Domingo, 20 de março de 2016 - 10h58
- São apenas privilégios de classe?
- Ou traços profundos de uma cultura torpe?
Começo dizendo que conheço, assim como todo mundo, pessoas conservadoras: nos hábitos, nos pensamentos, nas relações, na política, na economia, na religião, no casamento.
Nos cursos de direito, mas não só ali, é o que mais tem. Falam – ou falavam – com extrema cautela, aplicando-se do modo mais tradicional possível às relações judiciais em que têm parte.
Nada de teses abusadas, alternativas, propriamente sociais ou convulsivas do status quo e da jurisprudência. Até esse ponto, eram, e alguns ainda são, pessoas idôneas, respeitosas do direito e da humanidade. Como conservadores, defendiam abertamente os direitos civis, individuais.

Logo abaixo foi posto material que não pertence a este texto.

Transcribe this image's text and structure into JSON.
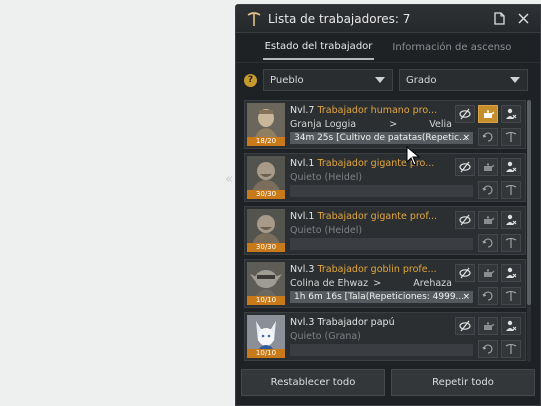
{
  "window": {
    "title": "Lista de trabajadores: 7"
  },
  "tabs": [
    {
      "label": "Estado del trabajador",
      "active": true
    },
    {
      "label": "Información de ascenso",
      "active": false
    }
  ],
  "filters": {
    "help_label": "?",
    "town": "Pueblo",
    "grade": "Grado"
  },
  "workers": [
    {
      "level": "Nvl.7",
      "name": "Trabajador humano pro...",
      "location": "Granja Loggia",
      "arrow": ">",
      "destination": "Velia",
      "task": "34m 25s [Cultivo de patatas(Repetic...",
      "task_close": "×",
      "stamina": "18/20",
      "portrait": "human",
      "busy": true,
      "highlight_second_icon": true
    },
    {
      "level": "Nvl.1",
      "name": "Trabajador gigante pro...",
      "location": "Quieto (Heidel)",
      "arrow": "",
      "destination": "",
      "task": "",
      "task_close": "",
      "stamina": "30/30",
      "portrait": "giant",
      "busy": false,
      "highlight_second_icon": false
    },
    {
      "level": "Nvl.1",
      "name": "Trabajador gigante prof...",
      "location": "Quieto (Heidel)",
      "arrow": "",
      "destination": "",
      "task": "",
      "task_close": "",
      "stamina": "30/30",
      "portrait": "giant",
      "busy": false,
      "highlight_second_icon": false
    },
    {
      "level": "Nvl.3",
      "name": "Trabajador goblin profe...",
      "location": "Colina de Ehwaz",
      "arrow": ">",
      "destination": "Arehaza",
      "task": "1h 6m 16s [Tala(Repeticiones: 4999...",
      "task_close": "×",
      "stamina": "10/10",
      "portrait": "goblin",
      "busy": true,
      "highlight_second_icon": false
    },
    {
      "level": "Nvl.3",
      "name": "Trabajador papú",
      "location": "Quieto (Grana)",
      "arrow": "",
      "destination": "",
      "task": "",
      "task_close": "",
      "stamina": "10/10",
      "portrait": "papu",
      "busy": false,
      "highlight_second_icon": false,
      "plain_name": true
    }
  ],
  "footer": {
    "reset_all": "Restablecer todo",
    "repeat_all": "Repetir todo"
  },
  "colors": {
    "accent": "#e3a73a",
    "stamina_bar": "#c87a1a",
    "panel_bg": "#1f2225"
  },
  "icons": {
    "title": "pickaxe-icon",
    "edit": "document-icon",
    "close": "close-icon"
  }
}
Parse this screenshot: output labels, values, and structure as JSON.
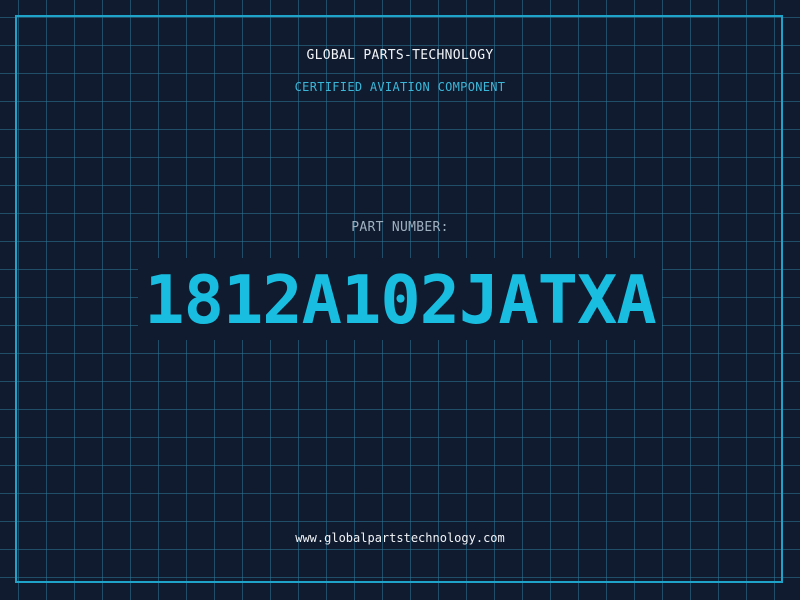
{
  "header": {
    "company": "GLOBAL PARTS-TECHNOLOGY",
    "certification": "CERTIFIED AVIATION COMPONENT"
  },
  "part": {
    "label": "PART NUMBER:",
    "number": "1812A102JATXA"
  },
  "footer": {
    "website": "www.globalpartstechnology.com"
  },
  "colors": {
    "background": "#101b30",
    "grid": "#2e7896",
    "border": "#1fa3c9",
    "accent": "#18bde0"
  }
}
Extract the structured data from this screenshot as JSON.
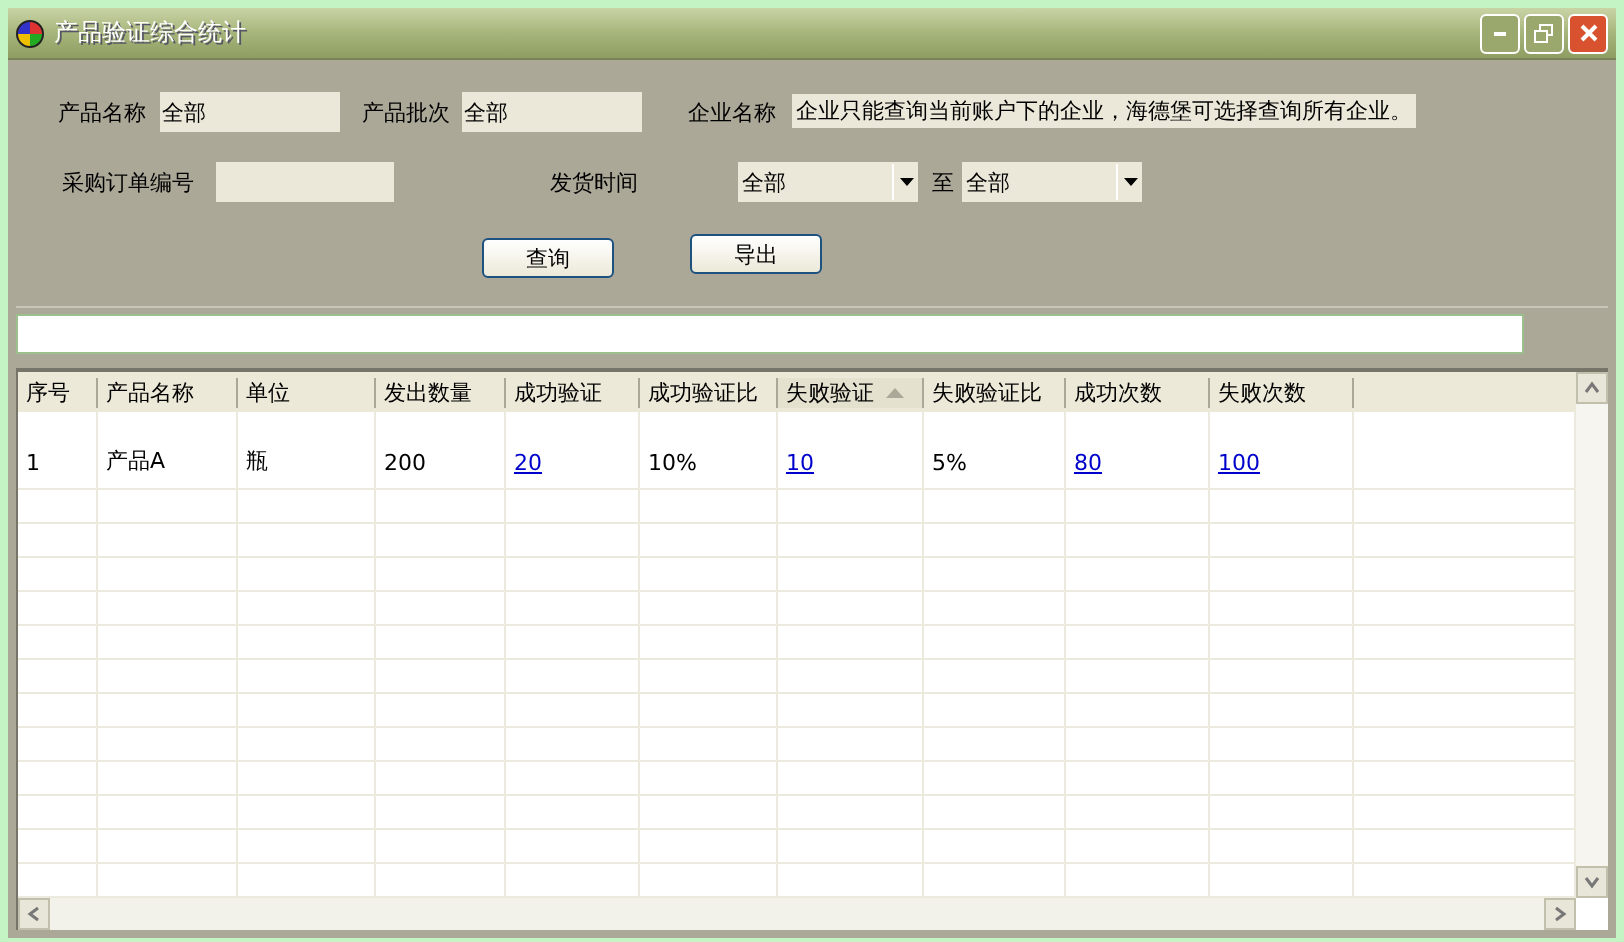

O problema é que, dentro e fora do ambiente jurídico, os mesmos liberais-conservadores de ontem, em parte pelo acirramento da luta política (luta de classes), revelaram o lado obscuro do reacionarismo. Este que, talvez, seja o traço social e psicológico que nunca se desentranhou completamente das elites nacionais.
Não me refiro exclusivamente aos que ainda lamentam o fim da escravidão, porque são puramente fascistas. Em todo caso, este país foi um dos únicos, certamente o melhor exemplo, de uma perfeita comunhão entre capitalismo e escravidão.
Por isso, as elites sempre foram aburguesadas e racistas. Desde a colonização, o negro nunca foi visto como trabalhador, consumidor e menos ainda cidadão. Como o mercado de consumo ficava na Europa, o capitalismo colonial baseava-se na exportação.
Logo, o capital convivia com a escravidão, sem necessidade de mão-de-obra livre que se tornasse consumidor da própria produção. No século XXI, é um ranço não-eliminado que vemos, inclusive, em obras públicas exploradoras do trabalho em condições análogas à escravidão.
Em todo caso, analiso mais precisamente o conservadorismo que, na hora da luta política, esquece e vilipendia todo e qualquer direito, sobretudo, daqueles que não-professam a mesma linguagem política manipulada pela mídia oficial.
Pelo lado do fascismo, conversor do liberal no reacionário, essa explicação - além das vaidades em disputa -, parte da ira, do racismo, do classismo, típicos da burguesia nacional que ainda não se conforma com a liberdade dos negros.
Vejamos os xingamentos: “Lula lixo”, “Lula molusco”, “balança que a vadia cai” (Dilma, é claro) e outras tantas. A raiva vem com asco, deboche de se falar errado, e nunca se aplica aos erros políticos. São ofensas dirigidas à pessoa.
Em outros casos, dizem que a Polícia Federal, na busca residencial, achou o dedo de Lula arrancado no torno. Também postam que Jean Wyllys (deputado declaramente homossexual) fará visita íntima ao ex-presidente.
O que é evidente, mais do que a carapaça racista do fascismo ou do liberal-reacionário traveste, é o fato de que esse componente de classe tem a torpeza como marca e meio cultural.
A crítica política, que exige conhecimento da conjuntura além das informações midiáticas, igualmente fascistas e deturpadas, nunca se avoluma. As informações são dirigidas para que se tenha “ausência de pensamentos”.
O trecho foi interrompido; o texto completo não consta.